Federated Learning Model Training Method Based on Data Features Perception Aggregation
Zeng Yan,Yan ZhongYi,Zhang JiLin,Zhao NaiLiang,Ren YongJian,Wan Jian,Yu Jun
DOI: https://doi.org/10.1109/vtc2021-fall52928.2021.9625291
2021-01-01
Abstract:The rapidly expanding number of Internet of Things (IoT) devices is generating huge quantities of data, but public concern over data privacy means users are apprehensive to send data to a central server for machine learning purposes. Federated learning is an emerging concept, which allows edge devices to collaboratively learn and share models, while keeping training data on devices. Federated learning decouples “model training” and “direct access to original training data”. But, in the IoT where the wireless network resource is constrained, the key problem of federated learning is the communication overhead for parameter synchronization, which wastes bandwidth, increases training time, and even impacts the model accuracy. Moreover, the IoT devices collect data from different users, so the distribution over devices can be highly non-independent identically distributed (non-IID), which results in the variation of feature distribution and label distribution.

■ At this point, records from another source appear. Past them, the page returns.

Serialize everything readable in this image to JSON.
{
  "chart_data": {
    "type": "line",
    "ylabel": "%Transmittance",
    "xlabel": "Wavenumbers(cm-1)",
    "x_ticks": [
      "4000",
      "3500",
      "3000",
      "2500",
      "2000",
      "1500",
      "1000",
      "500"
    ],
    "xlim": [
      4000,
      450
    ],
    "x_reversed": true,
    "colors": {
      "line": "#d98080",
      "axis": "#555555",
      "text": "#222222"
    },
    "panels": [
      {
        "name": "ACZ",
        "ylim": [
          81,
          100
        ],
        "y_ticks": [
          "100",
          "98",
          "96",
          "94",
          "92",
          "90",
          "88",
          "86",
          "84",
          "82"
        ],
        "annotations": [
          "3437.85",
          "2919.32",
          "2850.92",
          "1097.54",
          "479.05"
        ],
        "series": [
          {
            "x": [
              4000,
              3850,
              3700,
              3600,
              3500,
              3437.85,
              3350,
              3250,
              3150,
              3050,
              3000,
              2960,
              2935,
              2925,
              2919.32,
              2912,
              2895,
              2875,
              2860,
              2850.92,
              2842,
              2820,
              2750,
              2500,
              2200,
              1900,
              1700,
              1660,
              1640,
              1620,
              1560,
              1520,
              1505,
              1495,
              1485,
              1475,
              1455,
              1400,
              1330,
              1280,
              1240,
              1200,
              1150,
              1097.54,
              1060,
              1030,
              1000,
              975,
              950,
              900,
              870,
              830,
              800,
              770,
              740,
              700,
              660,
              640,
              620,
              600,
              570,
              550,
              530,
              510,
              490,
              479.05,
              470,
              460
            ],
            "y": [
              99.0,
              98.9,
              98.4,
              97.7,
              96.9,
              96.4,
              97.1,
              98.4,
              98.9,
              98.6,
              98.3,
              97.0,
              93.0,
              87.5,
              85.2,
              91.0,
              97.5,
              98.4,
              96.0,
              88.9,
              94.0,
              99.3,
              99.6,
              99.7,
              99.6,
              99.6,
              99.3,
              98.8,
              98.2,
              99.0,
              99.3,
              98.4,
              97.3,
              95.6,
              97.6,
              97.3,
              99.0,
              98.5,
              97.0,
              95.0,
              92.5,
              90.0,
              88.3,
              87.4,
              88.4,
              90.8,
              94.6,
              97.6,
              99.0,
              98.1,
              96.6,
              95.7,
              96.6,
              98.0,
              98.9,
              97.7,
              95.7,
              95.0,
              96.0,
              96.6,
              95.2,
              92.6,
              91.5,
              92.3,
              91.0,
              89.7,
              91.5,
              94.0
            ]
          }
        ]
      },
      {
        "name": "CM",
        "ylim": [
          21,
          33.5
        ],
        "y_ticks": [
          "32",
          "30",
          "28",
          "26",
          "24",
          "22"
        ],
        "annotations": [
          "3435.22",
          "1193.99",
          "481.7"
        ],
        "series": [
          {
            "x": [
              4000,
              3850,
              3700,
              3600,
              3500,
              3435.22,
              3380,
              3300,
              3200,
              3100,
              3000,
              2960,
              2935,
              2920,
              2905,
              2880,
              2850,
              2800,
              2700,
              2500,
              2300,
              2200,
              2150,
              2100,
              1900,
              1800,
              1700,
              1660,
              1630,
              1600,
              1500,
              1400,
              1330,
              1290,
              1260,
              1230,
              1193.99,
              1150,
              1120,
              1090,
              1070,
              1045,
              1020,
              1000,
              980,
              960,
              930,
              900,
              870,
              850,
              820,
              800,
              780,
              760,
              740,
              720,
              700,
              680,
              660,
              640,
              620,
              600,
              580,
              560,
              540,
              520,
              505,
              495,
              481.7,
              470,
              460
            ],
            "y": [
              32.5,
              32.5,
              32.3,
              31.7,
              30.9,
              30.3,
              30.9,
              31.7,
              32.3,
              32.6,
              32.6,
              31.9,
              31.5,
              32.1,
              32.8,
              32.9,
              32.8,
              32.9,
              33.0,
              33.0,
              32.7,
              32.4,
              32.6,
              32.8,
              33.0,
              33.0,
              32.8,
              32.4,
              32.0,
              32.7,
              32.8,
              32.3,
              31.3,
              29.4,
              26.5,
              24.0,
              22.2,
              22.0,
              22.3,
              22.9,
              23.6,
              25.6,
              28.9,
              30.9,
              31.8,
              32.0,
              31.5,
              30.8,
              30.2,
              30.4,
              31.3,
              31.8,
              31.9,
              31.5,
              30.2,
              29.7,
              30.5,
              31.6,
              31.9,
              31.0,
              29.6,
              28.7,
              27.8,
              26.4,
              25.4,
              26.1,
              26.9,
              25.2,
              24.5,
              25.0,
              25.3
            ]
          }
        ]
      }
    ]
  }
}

As a result, the test accuracy of the federated model is reduced, and the communication cost of training the federated model is increased. In this paper, we propose the FedCC algorithm, to improve the accuracy of the federated model in the non-IID scenario. The FedCC method constructs client groups by mining data similarity, and selects one model of every client group to upload to the cloud server for model aggregation. Our experiments show that FedCC not only outperforms popular state-of-the-art federated learning algorithms on CNN and MLP architectures trained on MNIST and CIFAR-10 datasets, but also reduces the overall communication cost.